Sphenophorus incurrens Gyllenhal (Coleoptera: Curculionidae) is an insect that feeds mainly on plants of the family Poaceae, such as sugarcane (Saccharum spp.), rice (Oriza sativa L.) and kikuyu grass (Pennisetum clandestinum Hochst. ex Chiov.) (van Zwaluwenburg 1926; Flores 1994; Ordaz-Gonzáles et al. 2014). This weevil is of Neotropical origin and has been observed from Mexico to Panama (Vaurie 1951, 1954; Anderson 2002).
In the past, this weevil was considered a sugarcane pest of minor importance in Mexico because its population levels were low. The beetles mainly attacked old plantations, and damage was restricted to small areas (van Zwaluwenburg 1926; Flores 1994). Currently, however, S. incurrens has acquired relevance because its populations have increased to a level that is causing economic damage in several sugarcane-producing states of Mexico (Pérez-De La O et al. 2014; Ruiz-Montiel et al. 2015). The main damage by this insect is caused by its larvae, which feed on the plant rhizome producing galleries that allow the entry of opportunistic pathogens that may cause plant death. So far, there is no effective control method for this insect pest; therefore, various control strategies would be worth exploring. One of these possibilities is the use of semiochemicals as a component of integrated pest management. A number of studies have reported the presence of pheromones and kairomones in several species of the subfamily Rhynchophorinae (Bartelt 1999; Piñero & Ruiz-Montiel 2012), to which S. incurrens belongs. These compounds may be used for monitoring pest populations or as a control method (e.g., mass trapping) (Wyatt 2014). There are some successful examples of the use of semiochemicals for monitoring, mass trapping, and mating disruption of weevil species (Dickerson et al. 1987; Chinchilla et al. 1996; Downham et al. 2001; Oehlschlager et al. 2002; Piñero et al. 2011).
In this study, we performed behavioral bioassays to determine whether this weevil species produces an aggregation pheromone (i.e., a semiochemical produced by a sex that attracts both sexes about equally). Second, we sampled the volatiles of S. incurrens by dynamic headspace technique and analyzed them by coupled gas chromatography— electroantennographic detection (GC-EAD). Third, we identified the electrophysiologically active compound by coupled gas chromatography— mass spectrometry (GC-MS). Finally, we evaluated the biological activity of the identified compounds in an olfactometer and field tests.
Materials and Methods
Adult weevils of unknown age and mating status were collected in damaged sugarcane plantations in the locality of Potrero, municipality of Atoyac, State of Veracruz, Mexico. Insects were taken to the laboratory, where they were sexed and placed in plastic containers (30 × 20 × 20 cm). Pieces of fresh sugarcane (10 mo old), variety CP-72 2086, harvested from commercial plantations were used for feeding weevils and for bioassays. The insects were maintained at 25 ± 2 °C and 70 ± 10% RH.
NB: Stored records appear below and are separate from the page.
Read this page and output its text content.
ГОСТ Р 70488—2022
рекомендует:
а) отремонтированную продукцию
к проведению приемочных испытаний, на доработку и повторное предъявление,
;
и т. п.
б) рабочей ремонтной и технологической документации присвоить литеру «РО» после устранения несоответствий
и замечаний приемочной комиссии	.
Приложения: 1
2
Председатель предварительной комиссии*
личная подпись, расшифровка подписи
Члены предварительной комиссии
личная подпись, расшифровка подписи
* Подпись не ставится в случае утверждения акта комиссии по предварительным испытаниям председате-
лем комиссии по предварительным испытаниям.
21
BEHAVIORAL RESPONSES OF S. INCURRENS TO VOLATILES FROM CONSPECIFICS AND SUGARCANE
The responses of S. incurrens females and males to volatiles of conspecifics and sugarcane were evaluated in a glass Y-tube olfactometer following the method described by Ruiz-Montiel et al. (2003). The olfactometer (stem, 12 cm; arms, 12 cm at 45°; internal diameter, 2.5 cm) was placed in an air-conditioned room (22 ± 2 °C, 70 ± 10% RH, and illumination 3 lux). Airflow was 0.5 L/min through each arm; the air was purified by activated charcoal and humidified before passing over the target and entering the Y-tube. Each arm was attached to a flow meter and an odor source container (a glass container 4.5 cm in diameter and 15 cm tall). The upwind ends of the Y-tube arms were each connected to the odor source containers, one of which contained one of the treatments, and the other contained the other treatment. A weevil, a male or female, was placed into the olfactometer base tube and given 5 min to walk toward the end of one of the arms. Choice for an odor source was defined as a weevil crossing a line 7 cm upwind of the bifurcation of the Y-tube and remaining there for at least 20 s. If a weevil did not make a choice within 5 min, this was recorded as no response. After each trial, the olfactometer was washed and dried at 120 °C to avoid contamination. The position of odor chambers to each arm was reversed after each replication to eliminate potential bias due to odor source location. For each odor source pair, 40 weevils of each sex were tested. The following treatments were compared: 1) males + sugarcane vs. clean air, 2) females + sugarcane vs. clean air, 3) males + sugarcane vs. sugarcane, 4) females + sugarcane vs. sugarcane, and 5) males + sugarcane vs. females + sugarcane. In all treatments, 15 males or 15 females and/or 100 g sugarcane were used as odor sources. Rectangular pieces of unpeeled sugarcane were used.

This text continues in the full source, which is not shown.